Certainly, yes, as Bynoe and plenty of others have noted, Bear is a kind of climax of second-wave feminist literature. It's a book that sees a reserved, bookish woman with a mannish name, whose appetites had previously only been satisfied by intermittent office sex with her boss, realize the full breadth of her sexuality without a man, or even a human. Andrew Pyper, a Stratford-born novelist, also advocated for Bear as part of PEN Canada's 2013 Freedom To Read Week, pitching the book as a necessarily "inappropriate" novel – Canada's Lolita or Lady Chatterley's Lover. All of this is true and good and fine. There's more to Bear than bear sex, sure.

But there's also the bear sex. It's difficult to take all this bear-boffing stuff seriously – even if you grant that that the bear is both a literal and metaphorical, a furry cipher through which the story's themes of sexual awakening and regeneration-through-nature flow. For one thing, Bear unfolds (pretty self-consciously, I think) like a parody of Canadian literature.

Again we have the divide of the urban and the rural, with Lou taking flight from Toronto for an archive in an isolated island mansion in bucolic northern Ontario, where the changing of the seasons marks her personal growth. (In the city, where weather vacillates between the oppressively chilly and the oppressively muggy, such development is presumably stunted.) As Lou digs through the libraries at the mansion, her relationship with the bear (only referred to as "bear," so the reader never forgets that he's a bear), she slowly morphs into a kind of feral creature: dirty and untamed. In one scene she attempts to wriggle into an old stuffy ball gown and her breasts pop out of it, as if her newfound and exuberant sexuality cannot be contained.

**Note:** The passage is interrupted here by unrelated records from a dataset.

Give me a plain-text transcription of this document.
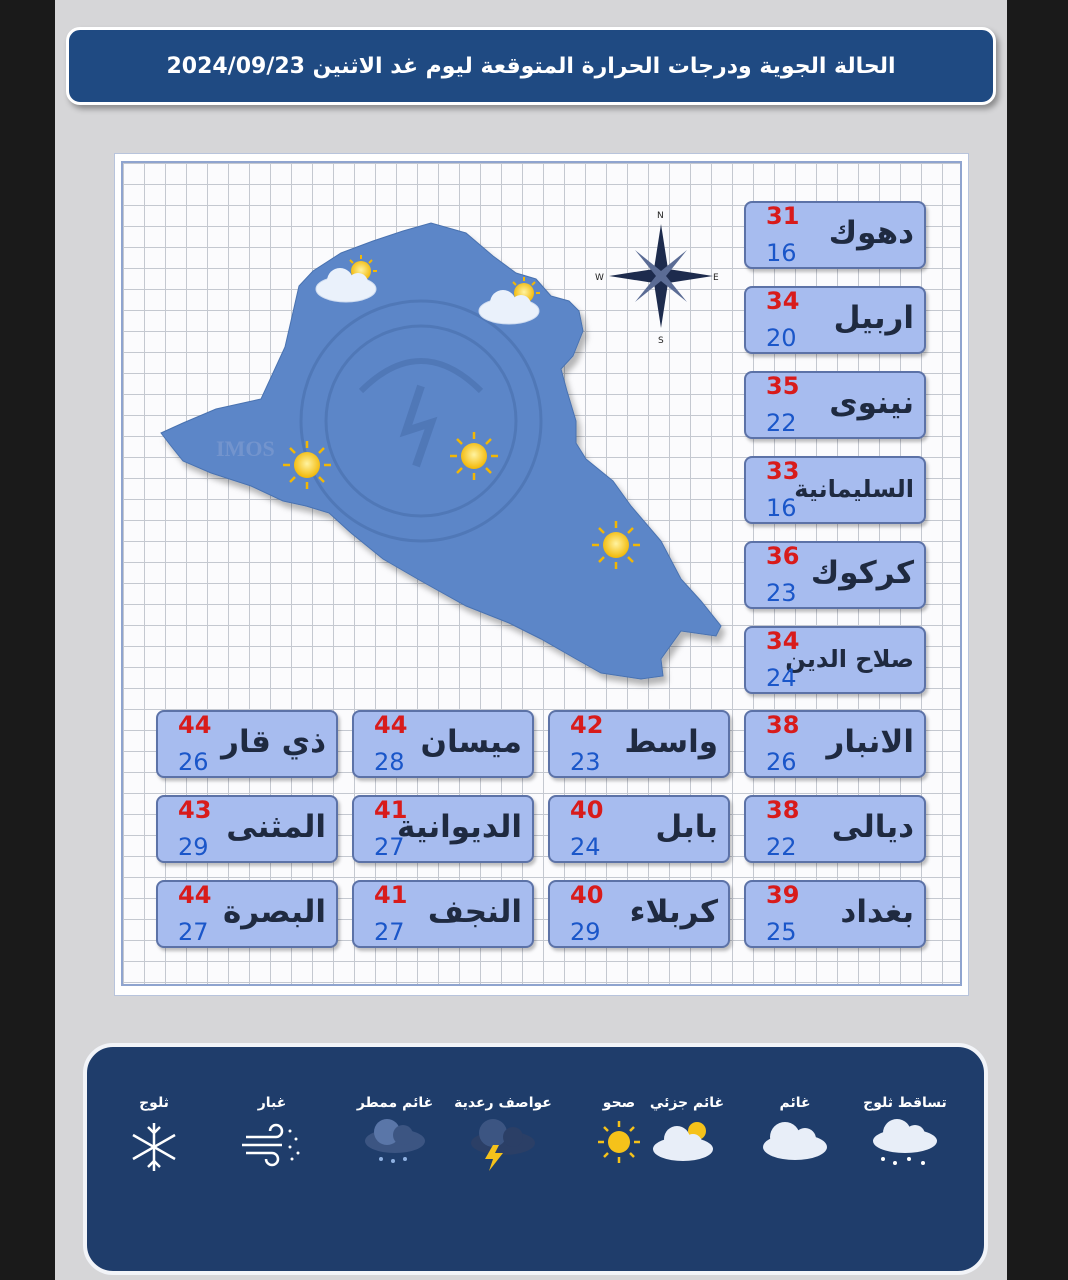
الحالة الجوية ودرجات الحرارة المتوقعة ليوم غد الاثنين 2024/09/23
IMOS
N
S
E
W
دهوك
31
16
اربيل
34
20
نينوى
35
22
السليمانية
33
16
كركوك
36
23
صلاح الدين
34
24
الانبار
38
26
واسط
42
23
ميسان
44
28
ذي قار
44
26
ديالى
38
22
بابل
40
24
الديوانية
41
27
المثنى
43
29
بغداد
39
25
كربلاء
40
29
النجف
41
27
البصرة
44
27
تساقط ثلوج
غائم
غائم جزئي
صحو
عواصف رعدية
غائم ممطر
غبار
ثلوج
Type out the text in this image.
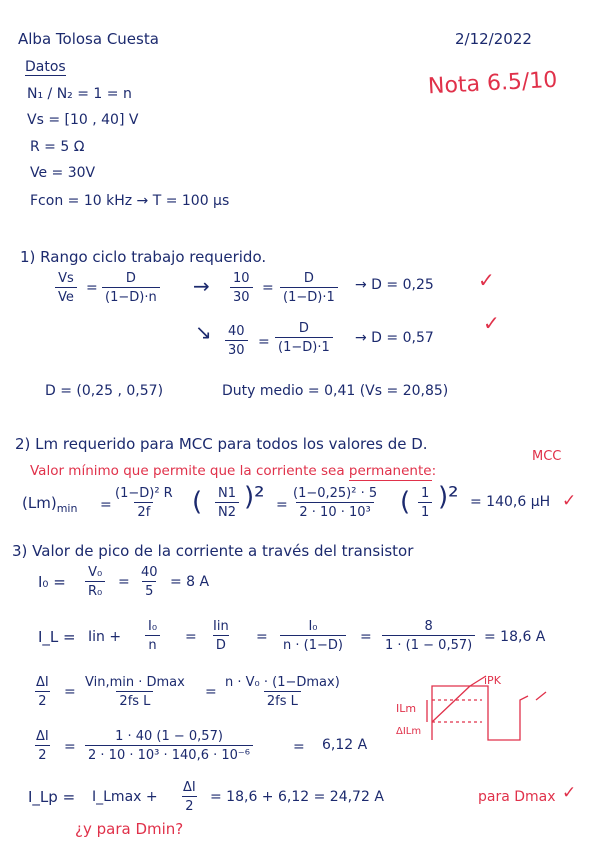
Alba Tolosa Cuesta	2/12/2022
Nota 6.5/10
Datos
N₁ / N₂ = 1 = n
Vs = [10 , 40] V
R = 5 Ω
Ve = 30V
Fcon = 10 kHz → T = 100 µs
1) Rango ciclo trabajo requerido.
$\frac{Vs}{Ve} = \frac{D}{(1-D)\cdot n} \to \frac{10}{30} = \frac{D}{(1-D)\cdot 1} \to D = 0,25$ ✓
↘ $\frac{40}{30} = \frac{D}{(1-D)\cdot 1} \to D = 0,57$
✓
D = (0,25 , 0,57)	Duty medio = 0,41 (Vs = 20,85)
2) Lm requerido para MCC para todos los valores de D.
MCC
Valor mínimo que permite que la corriente sea permanente:
$(Lm)_{min} = \frac{\text{(1−D)² R}}{2f}$ ( $\frac{N1}{N2} )^2 = \frac{\text{(1−0,25)² · 5}}{\text{2 · 10 · 10³}}$ ( $\frac{1}{1} )^2 = 140,6$ µH ✓
3) Valor de pico de la corriente a través del transistor
$I_0 = \frac{\text{V₀}}{\text{R₀}} = \frac{40}{5} = 8$ A
I_L = Iin + $\frac{\text{I₀}}{n}$ =
Iin
D
= $\frac{\text{I₀}}{n \cdot (1-D)} = \frac{8}{1 \cdot (1 - 0,57)} = 18,6$ A
$\frac{\Delta I}{2}$ =
Vin,min · Dmax
2fs L
=
n · V₀ · (1−Dmax)
2fs L
$\frac{\Delta I}{2} = \frac{1 \cdot 40 (1 - 0,57)}{\text{2 · 10 · 10³ · 140,6 · 10⁻⁶}}$	= 6,12 A
I_Lp = I_Lmax + $\frac{\Delta I}{2} = 18,6 + 6,12 = 24,72$ A	para Dmax ✓
¿y para Dmin?
iPK
ILm
ΔILm
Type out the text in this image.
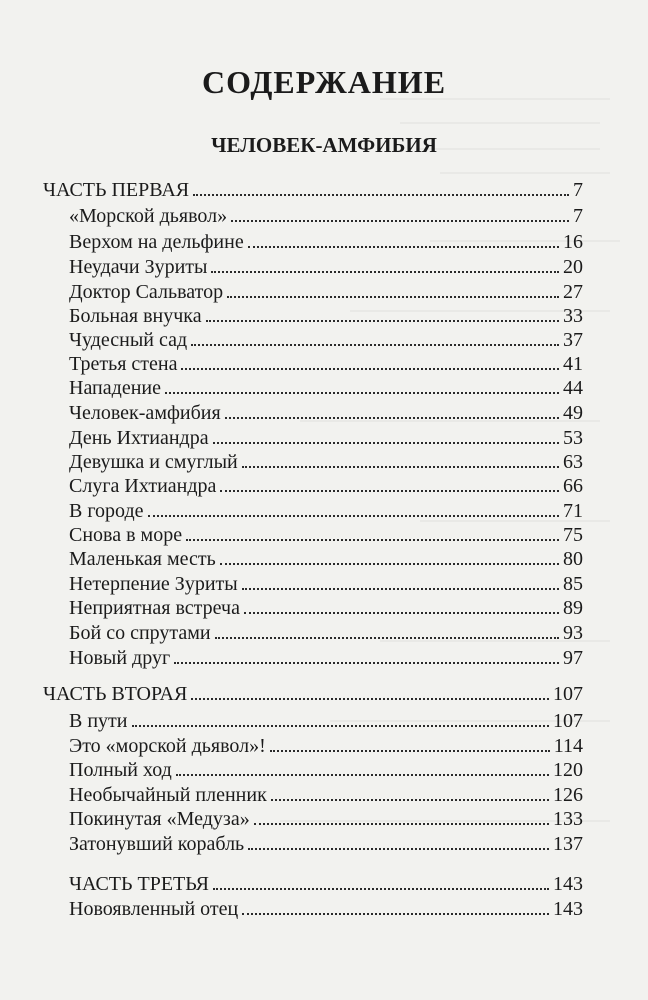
СОДЕРЖАНИЕ
ЧЕЛОВЕК-АМФИБИЯ
ЧАСТЬ ПЕРВАЯ	7
«Морской дьявол»	7
Верхом на дельфине	16
Неудачи Зуриты	20
Доктор Сальватор	27
Больная внучка	33
Чудесный сад	37
Третья стена	41
Нападение	44
Человек-амфибия	49
День Ихтиандра	53
Девушка и смуглый	63
Слуга Ихтиандра	66
В городе	71
Снова в море	75
Маленькая месть	80
Нетерпение Зуриты	85
Неприятная встреча	89
Бой со спрутами	93
Новый друг	97
ЧАСТЬ ВТОРАЯ	107
В пути	107
Это «морской дьявол»!	114
Полный ход	120
Необычайный пленник	126
Покинутая «Медуза»	133
Затонувший корабль	137
ЧАСТЬ ТРЕТЬЯ	143
Новоявленный отец	143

And so Lou's sex with the bear functions as a satiric culmination of all these themes – an actual, physical communion with nature, with the wilds that encroach the perimeter of the Canadian psyche. The recent swell of interest in Bear as a kind of ironized pulp object feels kind of unnecessary. The book was already ironic and humorous (as when the bear waddles off farting after sex, proving himself more a human man than he first appeared). I believe, truly, that Engel wants us to laugh, to find the passages about the bear's gifted tongue and flaccid penis nestled inside "his long cartilaginous sheath" ludicrous in the way they push against the boundaries of the CanLit. In having sex with a bear, it's like Lou is fornicating with a lumbering totem of all the themes of our national literature, heaving in front of a fireplace with the canon itself.

Bear is a book that confronts us with all the theme-iest themes, and then leavens all that literary weightiness with sopping erotic silliness. It's so on-the-nose that it seems to be sneering at its archness. This undercurrent of irony and sly humour is, I think, what accounts for the new, half-smirking interest in Bear. Well, that and all the bear sex.